L’US Navy et l’US Marine Corps utilisèrent des Banshee dans les années cinquante, et il connut l’épreuve du feu lors de la guerre de Corée.
Voici des F2H-1 ou F2H-2.
Voici des F2H-3 ou F2H-4 : les lignes sont bien différentes.
La NACA, ancêtre de la NASA, utilisa un F2H-2B pour mener des recherches sur les missiles et sur la réduction des bruits émis par les avions à réaction.
Le seul utilisateur étranger du F2H fut le Canada. En 1961, la Royal Canadian Navy émit le souhait d’acquérir 60 Banshee, mais le temps que le budget soit approuvé par les autorités politiques, la production de l’appareil avait cessé et la marine canadienne n’eut pas d’autre choix que d’acheter 39 F2H-3 d’occasion à l’US Navy. Ces appareils équipèrent entre autre les flottilles du HMCS Bonaventure.

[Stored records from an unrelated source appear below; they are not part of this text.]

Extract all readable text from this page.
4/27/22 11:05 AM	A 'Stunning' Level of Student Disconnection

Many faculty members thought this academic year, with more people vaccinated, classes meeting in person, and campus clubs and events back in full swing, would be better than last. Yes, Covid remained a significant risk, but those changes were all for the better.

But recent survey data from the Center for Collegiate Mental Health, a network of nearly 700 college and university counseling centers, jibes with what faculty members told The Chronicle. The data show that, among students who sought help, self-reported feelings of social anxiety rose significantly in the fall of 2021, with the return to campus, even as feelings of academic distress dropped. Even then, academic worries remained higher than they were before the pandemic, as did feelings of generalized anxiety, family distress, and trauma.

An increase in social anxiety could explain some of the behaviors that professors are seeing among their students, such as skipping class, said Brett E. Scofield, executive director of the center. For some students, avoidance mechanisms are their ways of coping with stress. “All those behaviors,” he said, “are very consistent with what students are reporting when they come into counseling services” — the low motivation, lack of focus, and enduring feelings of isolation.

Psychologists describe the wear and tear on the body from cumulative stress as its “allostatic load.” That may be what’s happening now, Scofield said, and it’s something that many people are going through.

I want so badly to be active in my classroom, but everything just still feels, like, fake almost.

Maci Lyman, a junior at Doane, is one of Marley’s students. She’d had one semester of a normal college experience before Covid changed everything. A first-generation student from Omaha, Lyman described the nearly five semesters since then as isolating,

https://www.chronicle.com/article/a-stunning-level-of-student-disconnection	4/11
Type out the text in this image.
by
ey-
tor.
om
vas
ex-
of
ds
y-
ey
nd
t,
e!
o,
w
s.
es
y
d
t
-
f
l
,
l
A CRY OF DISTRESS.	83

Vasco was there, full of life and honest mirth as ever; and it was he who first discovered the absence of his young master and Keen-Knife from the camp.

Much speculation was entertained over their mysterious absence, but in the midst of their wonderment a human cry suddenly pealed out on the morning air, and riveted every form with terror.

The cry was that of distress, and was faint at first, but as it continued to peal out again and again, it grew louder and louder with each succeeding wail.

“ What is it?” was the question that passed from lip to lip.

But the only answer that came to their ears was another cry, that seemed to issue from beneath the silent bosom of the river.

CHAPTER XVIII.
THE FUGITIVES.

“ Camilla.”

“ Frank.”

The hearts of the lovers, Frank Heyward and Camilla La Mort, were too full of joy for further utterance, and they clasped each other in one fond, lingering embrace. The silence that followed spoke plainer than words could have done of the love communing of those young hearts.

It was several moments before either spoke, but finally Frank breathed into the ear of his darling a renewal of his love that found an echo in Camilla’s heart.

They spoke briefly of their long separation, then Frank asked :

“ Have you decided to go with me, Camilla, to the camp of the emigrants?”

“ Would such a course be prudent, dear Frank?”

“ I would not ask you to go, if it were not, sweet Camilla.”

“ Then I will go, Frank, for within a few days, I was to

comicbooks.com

Par rapport aux versions de chasse, la version de reconnaissance F2H-2P ne disposait d’aucun armement, six caméras ayant été installées dans un nez allongé.
Les chaînes d’assemblage livrèrent 89 exemplaires de cette version à la Navy et aux Marines, qui les utilisèrent notamment lors du conflit coréen où le Banshee se montra être une excellente plateforme photographique. Les F2H-2P devaient quand même être accompagnés par d’autres avions pour leur protection rapprochée, l’avion étant dépourvu de tout armement. Nous avons ici un Banshee de reconnaissance escorté par un Banshee de chasse en vol au-dessus de la Corée.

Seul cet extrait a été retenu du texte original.